Pensioner households are contributing almost £9bn a year in income tax generated from work, Aegon has found.
According to Aegon’s most recent analysis of income data, the 8.7 million pensioner households in the UK are contributing £8.6bn annually in earnings tax.
Under the assumption that each individual pensioner in a couple earns the same amount and both use their full income tax personal allowance, pensioner households are delivering almost £9bn annually in income tax, Aegon highlighted.
With the number of pensioner households continuing to work increasing from 12 per cent in 1997/98 to 17 per cent today, a rise in average earnings has also been recorded. Aegon noted that even after accounting for inflation, pensioner couples have experienced an increase in their weekly earnings by 30 per cent from £410 in 1997/98 to £534 today. Single pensioners have seen a 71 per cent increase in weekly earnings from £199 to £340.
Commenting on the analysis, Aegon pensions director Steven Cameron said: “Gone are the days when reaching state pension age meant a total end to work. Many people are choosing to keep working and earning, perhaps by cutting back gradually on the amount of work they do, even once they’ve started taking their pension. These people are contributing significant amounts to the nation’s finances through the tax they generate while also helping the broader economy through their work.

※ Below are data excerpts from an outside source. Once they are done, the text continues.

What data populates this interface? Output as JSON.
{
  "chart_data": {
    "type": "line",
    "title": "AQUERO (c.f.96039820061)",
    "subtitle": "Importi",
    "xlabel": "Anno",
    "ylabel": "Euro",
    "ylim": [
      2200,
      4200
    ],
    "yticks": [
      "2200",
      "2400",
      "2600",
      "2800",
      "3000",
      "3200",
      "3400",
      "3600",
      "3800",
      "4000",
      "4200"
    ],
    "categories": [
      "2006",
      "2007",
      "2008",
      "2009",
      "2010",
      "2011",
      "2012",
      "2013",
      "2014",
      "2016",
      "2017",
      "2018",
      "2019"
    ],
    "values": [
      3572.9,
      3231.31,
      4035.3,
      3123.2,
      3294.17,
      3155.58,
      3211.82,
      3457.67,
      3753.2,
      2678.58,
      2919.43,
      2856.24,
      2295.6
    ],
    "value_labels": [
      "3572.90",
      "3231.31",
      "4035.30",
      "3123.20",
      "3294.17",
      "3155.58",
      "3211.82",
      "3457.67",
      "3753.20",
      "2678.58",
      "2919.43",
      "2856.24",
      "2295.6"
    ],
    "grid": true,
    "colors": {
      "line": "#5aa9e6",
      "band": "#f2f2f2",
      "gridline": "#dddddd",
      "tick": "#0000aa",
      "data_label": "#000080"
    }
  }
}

“We’re living in what has been described as a golden era for pensioners, with many benefiting from generous final salary pensions and increases to the state pension. When you combine this with earnings from post retirement work, it’s not surprising that many pensioners are living on very decent incomes.”
Nonetheless, Cameron warned that while both final salary pensions and increases to the state pension are unlikely to continue indefinitely, it is crucial that society evolves to encourage more people to work past retirement ages.